Today comes word that China’s purchases of U.S. bonds slowed in the first two months of this year, according to new data from China’s central bank, The New York Times reports. “Chinese reserves fell a record $32.6 billion in January and $1.4 billion more in February before rising $41.7 billion in March, according to figures released by the People’s Bank over the weekend,” the Times notes. The trend may now be reversing, although the notion that a pivotal point in the U.S.-China financial relationship may be near remains intact.
THE MORE THINGS CHANGE…
Banking crises are old hat in capitalism, and much of what ails us these days is first and foremost a banking crisis. The question is whether that matters in diagnosing the cause, and the apparent solution for the recession du jour? It does…maybe.
Economic contractions brought on by a banking crisis must be distinguished from downturns born of what some might call the growth cycle’s old age. In the latter, the central bank takes away the proverbial punch bowl in an effort to reduce the risk of inflation. An extended period of economic growth tends to elevate inflationary pressures, which compels central bankers to raise interest rates. Elevating the price of money, in turn, raises the risk of recession.
Of the two basic drivers of recession, the former describes the source of our current predicament. The missteps by the financial sector, in other words, planted the seeds of this downturn. Recessions born of banking crises aren’t unprecedented, but they’re relatively rare.
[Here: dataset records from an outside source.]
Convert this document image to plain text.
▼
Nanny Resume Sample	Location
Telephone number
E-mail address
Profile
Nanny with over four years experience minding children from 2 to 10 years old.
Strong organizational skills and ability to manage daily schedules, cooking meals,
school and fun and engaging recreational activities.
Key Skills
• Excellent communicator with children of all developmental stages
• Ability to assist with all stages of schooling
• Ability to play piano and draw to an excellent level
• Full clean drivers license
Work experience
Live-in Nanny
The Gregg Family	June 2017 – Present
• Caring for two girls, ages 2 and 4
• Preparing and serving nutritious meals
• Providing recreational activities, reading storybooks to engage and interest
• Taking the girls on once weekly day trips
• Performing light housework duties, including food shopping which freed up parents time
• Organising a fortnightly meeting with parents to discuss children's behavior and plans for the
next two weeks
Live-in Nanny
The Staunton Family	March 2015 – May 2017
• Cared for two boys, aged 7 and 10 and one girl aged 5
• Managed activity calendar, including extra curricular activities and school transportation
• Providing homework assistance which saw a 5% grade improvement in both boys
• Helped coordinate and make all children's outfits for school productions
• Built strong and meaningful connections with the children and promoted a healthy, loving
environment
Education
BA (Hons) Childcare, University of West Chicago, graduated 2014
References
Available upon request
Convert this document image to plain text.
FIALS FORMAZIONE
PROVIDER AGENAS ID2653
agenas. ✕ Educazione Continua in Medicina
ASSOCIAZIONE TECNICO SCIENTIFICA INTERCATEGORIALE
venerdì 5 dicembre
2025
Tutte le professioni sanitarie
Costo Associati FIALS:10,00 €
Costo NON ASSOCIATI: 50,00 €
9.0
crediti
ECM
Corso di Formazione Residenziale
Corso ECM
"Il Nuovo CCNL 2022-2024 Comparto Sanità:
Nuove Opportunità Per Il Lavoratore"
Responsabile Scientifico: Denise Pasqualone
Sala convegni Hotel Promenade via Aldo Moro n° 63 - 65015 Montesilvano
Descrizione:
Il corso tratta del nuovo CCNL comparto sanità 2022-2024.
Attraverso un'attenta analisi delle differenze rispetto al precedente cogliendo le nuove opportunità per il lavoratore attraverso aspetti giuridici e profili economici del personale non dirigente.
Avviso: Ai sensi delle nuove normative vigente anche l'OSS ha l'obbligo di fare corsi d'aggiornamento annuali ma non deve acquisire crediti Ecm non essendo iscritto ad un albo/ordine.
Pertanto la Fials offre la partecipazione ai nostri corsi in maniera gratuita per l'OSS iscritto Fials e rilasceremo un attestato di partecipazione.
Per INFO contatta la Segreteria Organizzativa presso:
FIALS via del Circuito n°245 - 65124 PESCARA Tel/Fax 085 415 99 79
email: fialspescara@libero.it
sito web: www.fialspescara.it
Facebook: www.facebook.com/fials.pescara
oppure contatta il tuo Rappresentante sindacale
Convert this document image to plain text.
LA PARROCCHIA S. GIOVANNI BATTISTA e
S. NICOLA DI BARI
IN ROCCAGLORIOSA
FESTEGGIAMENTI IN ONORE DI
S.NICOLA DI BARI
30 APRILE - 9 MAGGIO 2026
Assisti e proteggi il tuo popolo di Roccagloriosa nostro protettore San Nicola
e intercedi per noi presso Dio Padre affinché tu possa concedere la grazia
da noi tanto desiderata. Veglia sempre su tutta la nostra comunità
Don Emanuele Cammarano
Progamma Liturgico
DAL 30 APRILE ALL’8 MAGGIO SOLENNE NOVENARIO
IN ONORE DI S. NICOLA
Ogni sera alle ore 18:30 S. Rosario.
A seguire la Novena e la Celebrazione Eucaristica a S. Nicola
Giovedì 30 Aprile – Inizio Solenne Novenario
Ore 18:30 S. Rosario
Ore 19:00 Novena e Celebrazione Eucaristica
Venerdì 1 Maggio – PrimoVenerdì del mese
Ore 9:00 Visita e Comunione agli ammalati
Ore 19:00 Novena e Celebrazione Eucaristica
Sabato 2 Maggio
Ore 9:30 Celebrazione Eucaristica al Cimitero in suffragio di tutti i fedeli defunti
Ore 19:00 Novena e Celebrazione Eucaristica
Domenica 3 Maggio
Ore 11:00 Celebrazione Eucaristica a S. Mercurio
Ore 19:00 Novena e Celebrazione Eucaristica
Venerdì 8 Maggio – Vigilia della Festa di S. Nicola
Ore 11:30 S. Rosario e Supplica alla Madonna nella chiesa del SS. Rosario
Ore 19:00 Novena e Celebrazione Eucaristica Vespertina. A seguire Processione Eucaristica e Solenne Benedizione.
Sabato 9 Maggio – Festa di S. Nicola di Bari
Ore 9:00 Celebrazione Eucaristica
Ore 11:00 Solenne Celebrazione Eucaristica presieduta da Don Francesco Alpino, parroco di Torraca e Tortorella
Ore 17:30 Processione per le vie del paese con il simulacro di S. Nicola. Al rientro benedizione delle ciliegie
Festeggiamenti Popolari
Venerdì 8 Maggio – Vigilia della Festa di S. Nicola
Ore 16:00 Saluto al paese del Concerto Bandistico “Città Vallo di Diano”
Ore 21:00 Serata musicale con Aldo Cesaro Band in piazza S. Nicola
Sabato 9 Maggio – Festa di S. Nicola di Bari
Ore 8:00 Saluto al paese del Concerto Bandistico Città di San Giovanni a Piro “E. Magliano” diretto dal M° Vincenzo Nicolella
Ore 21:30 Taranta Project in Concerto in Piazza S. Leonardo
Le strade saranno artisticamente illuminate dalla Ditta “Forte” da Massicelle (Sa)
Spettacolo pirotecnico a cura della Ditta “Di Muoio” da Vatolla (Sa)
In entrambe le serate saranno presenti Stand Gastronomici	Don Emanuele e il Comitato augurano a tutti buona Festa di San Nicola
Good thing, too, since the blowback is particularly difficult to solve, at least in a timely and obvious manner.
RISK: THE SOLUTION AND THE PROBLEM, ALWAYS AND FOREVER
Risk never gives investors a break. It’s constantly baiting us, dispensing false signals and generally throwing landmines on the path that appears as a smooth trek to easy gains.
Consider that the past 20 years have been particularly fruitful in financial economics for identifying sources of partial predictability in certain data series. A few examples include dividend yield and other fundamental valuation measures that have shown robust results for estimating the equity premiums for medium- to long-term horizons. The shape of the yield curve and the spread between interest rates on corporate and Treasury bonds have also shown encouraging results as predictors.
In fact, there are a number of factors that are worth monitoring on a regular basis for estimating the price of risk in the major asset classes. No surprise, then, that watching dividend yield, the term structure of interest rates and a host of other metrics, and inferring risk premia and asset allocation from the analysis informs much of our work in The Beta Investment Report. The danger is thinking that the investment challenge has been solved.